This last week I have had the chance to reflect on what is exactly important in my life. I admit lately I have been caught up in the material world. Picking out things for the new house. And all the Christmas craziness. Well I got humbled real quick on Tuesday when I got the news that the diabetes that I had when I was pregnant has returned. And this time it wont be going away. At first I freaked out and cried. But then I realized it is up to me to control this. I met with the doctor and am going to try to do it with just diet and exercise. But I might be insulin dependent so I will check with him next week to see about that. I pray that I am not because first, I don't know if I can give myself shots and second, insulin is very expensive and our insurance doesn't cover much.

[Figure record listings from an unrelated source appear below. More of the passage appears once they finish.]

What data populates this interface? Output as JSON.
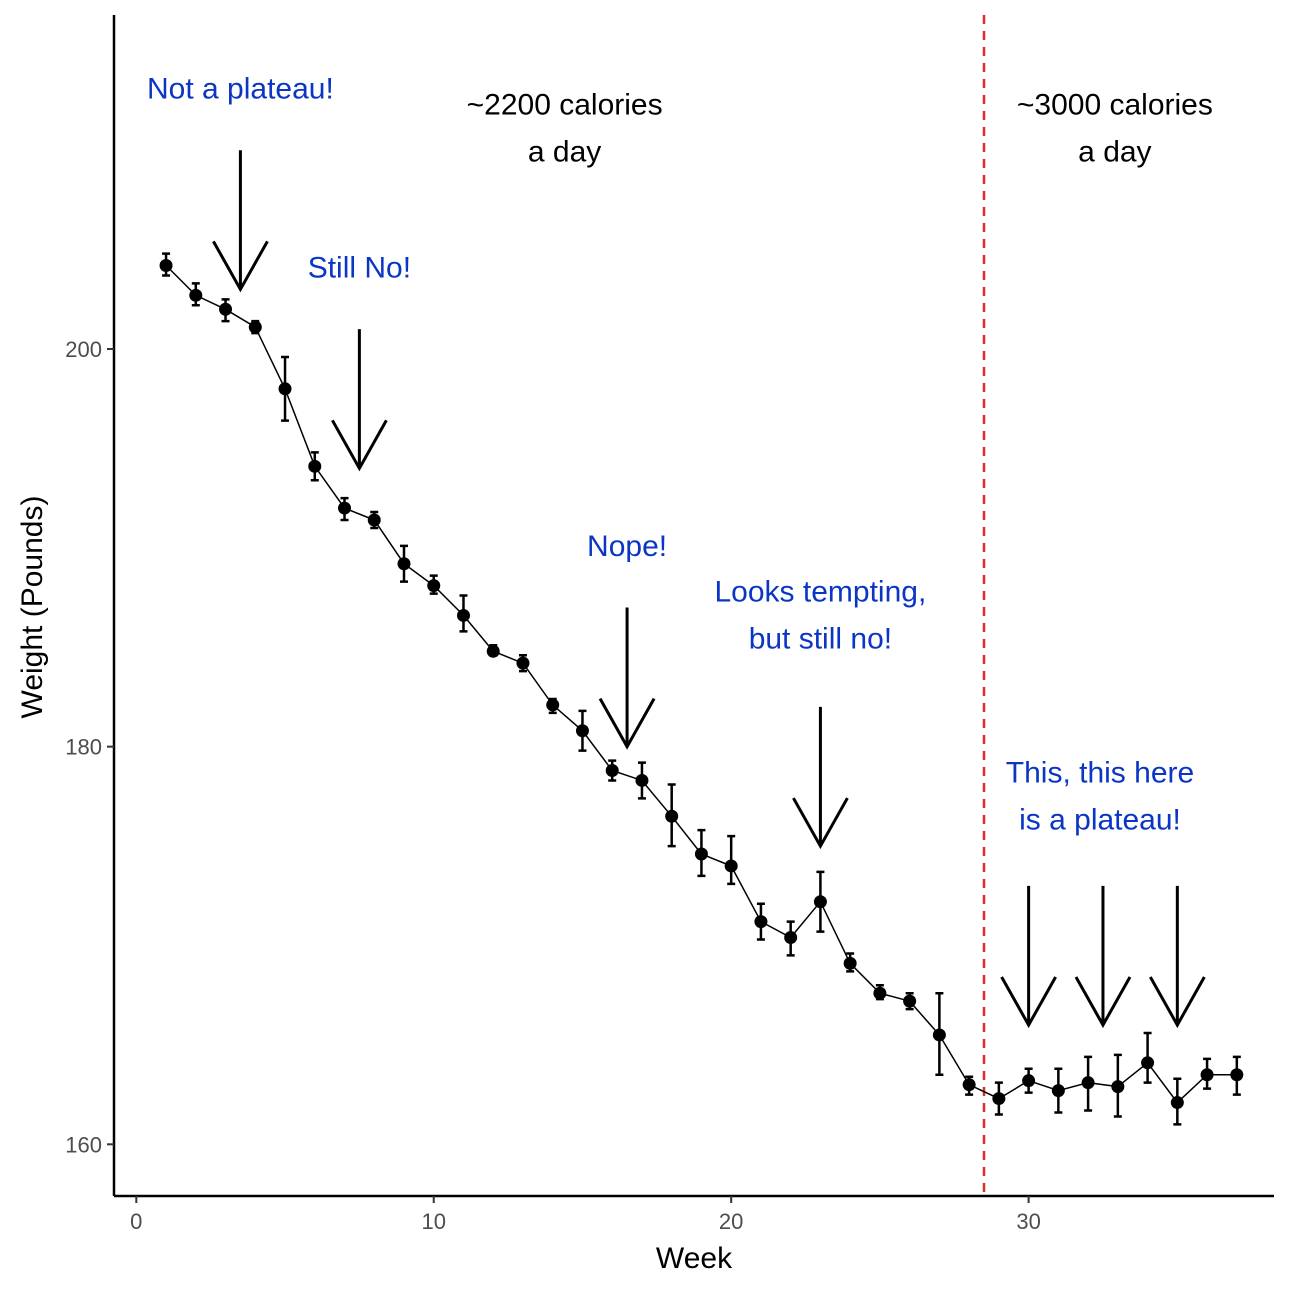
{
  "chart_data": {
    "type": "line",
    "title": "",
    "xlabel": "Week",
    "ylabel": "Weight (Pounds)",
    "xlim": [
      -0.75,
      38.25
    ],
    "ylim": [
      157.4,
      216.8
    ],
    "x_ticks": [
      0,
      10,
      20,
      30
    ],
    "y_ticks": [
      160,
      180,
      200
    ],
    "x_tick_labels": [
      "0",
      "10",
      "20",
      "30"
    ],
    "y_tick_labels": [
      "160",
      "180",
      "200"
    ],
    "grid": false,
    "series": [
      {
        "name": "Weight",
        "x": [
          1,
          2,
          3,
          4,
          5,
          6,
          7,
          8,
          9,
          10,
          11,
          12,
          13,
          14,
          15,
          16,
          17,
          18,
          19,
          20,
          21,
          22,
          23,
          24,
          25,
          26,
          27,
          28,
          29,
          30,
          31,
          32,
          33,
          34,
          35,
          36,
          37
        ],
        "values": [
          204.2,
          202.7,
          202.0,
          201.1,
          198.0,
          194.1,
          192.0,
          191.4,
          189.2,
          188.1,
          186.6,
          184.8,
          184.2,
          182.1,
          180.8,
          178.8,
          178.3,
          176.5,
          174.6,
          174.0,
          171.2,
          170.4,
          172.2,
          169.1,
          167.6,
          167.2,
          165.5,
          163.0,
          162.3,
          163.2,
          162.7,
          163.1,
          162.9,
          164.1,
          162.1,
          163.5,
          163.5
        ],
        "error_low": [
          203.7,
          202.2,
          201.4,
          200.8,
          196.4,
          193.4,
          191.4,
          191.0,
          188.3,
          187.7,
          185.8,
          184.6,
          183.8,
          181.7,
          179.8,
          178.3,
          177.4,
          175.0,
          173.5,
          173.1,
          170.3,
          169.5,
          170.7,
          168.7,
          167.3,
          166.8,
          163.5,
          162.5,
          161.5,
          162.6,
          161.6,
          161.7,
          161.4,
          163.1,
          161.0,
          162.8,
          162.5
        ],
        "error_high": [
          204.8,
          203.3,
          202.5,
          201.4,
          199.6,
          194.8,
          192.5,
          191.8,
          190.1,
          188.6,
          187.6,
          185.1,
          184.6,
          182.4,
          181.8,
          179.3,
          179.2,
          178.1,
          175.8,
          175.5,
          172.1,
          171.2,
          173.7,
          169.6,
          168.0,
          167.6,
          167.6,
          163.4,
          163.1,
          163.8,
          163.8,
          164.4,
          164.5,
          165.6,
          163.3,
          164.3,
          164.4
        ],
        "color": "#000000"
      }
    ],
    "threshold": {
      "x": 28.5,
      "color": "#d73027",
      "style": "dashed"
    },
    "annotations": [
      {
        "id": "region-2200",
        "lines": [
          "~2200 calories",
          "a day"
        ],
        "x": 14.4,
        "y": 211.8,
        "color": "#000000"
      },
      {
        "id": "region-3000",
        "lines": [
          "~3000 calories",
          "a day"
        ],
        "x": 32.9,
        "y": 211.8,
        "color": "#000000"
      },
      {
        "id": "not-plateau",
        "lines": [
          "Not a plateau!"
        ],
        "x": 3.5,
        "y": 212.6,
        "color": "#0b35c4",
        "arrow": {
          "x": 3.5,
          "y_start": 210.0,
          "y_end": 203.0
        }
      },
      {
        "id": "still-no",
        "lines": [
          "Still No!"
        ],
        "x": 7.5,
        "y": 203.6,
        "color": "#0b35c4",
        "arrow": {
          "x": 7.5,
          "y_start": 201.0,
          "y_end": 194.0
        }
      },
      {
        "id": "nope",
        "lines": [
          "Nope!"
        ],
        "x": 16.5,
        "y": 189.6,
        "color": "#0b35c4",
        "arrow": {
          "x": 16.5,
          "y_start": 187.0,
          "y_end": 180.0
        }
      },
      {
        "id": "looks-tempting",
        "lines": [
          "Looks tempting,",
          "but still no!"
        ],
        "x": 23.0,
        "y": 187.3,
        "color": "#0b35c4",
        "arrow": {
          "x": 23.0,
          "y_start": 182.0,
          "y_end": 175.0
        }
      },
      {
        "id": "this-plateau",
        "lines": [
          "This, this here",
          "is a plateau!"
        ],
        "x": 32.4,
        "y": 178.2,
        "color": "#0b35c4"
      }
    ],
    "extra_arrows": [
      {
        "x": 30.0,
        "y_start": 173.0,
        "y_end": 166.0
      },
      {
        "x": 32.5,
        "y_start": 173.0,
        "y_end": 166.0
      },
      {
        "x": 35.0,
        "y_start": 173.0,
        "y_end": 166.0
      }
    ]
  }
}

I love my carbs and my sugar so I am not very happy about this. This is going to be a whole lifestyle change for me. But the good news is I am up for the challenge. I have reevaluated my life and all that I have been blessed with. I have a wonderful loving husband that takes very good care of our family. I have two beautiful children that give me such joy in life. And I also have a wonderful and supportive mom and dad. I also am grateful for Dustin's family they are wonderful too. I am also grateful for my faith. I love my Heavenly Father and have gotten closer to him in the past few days. I know he is there for me when I kneel to pray.
I want to thank my family and friends for all they do for us and all of their support. We love you all.
1 comment:
I hope everything works out as good as can be expected with the diabetes. We are praying for you. Are you guys still at the same address? I need to send you my Christmas card. Text me and let me know if it has changed.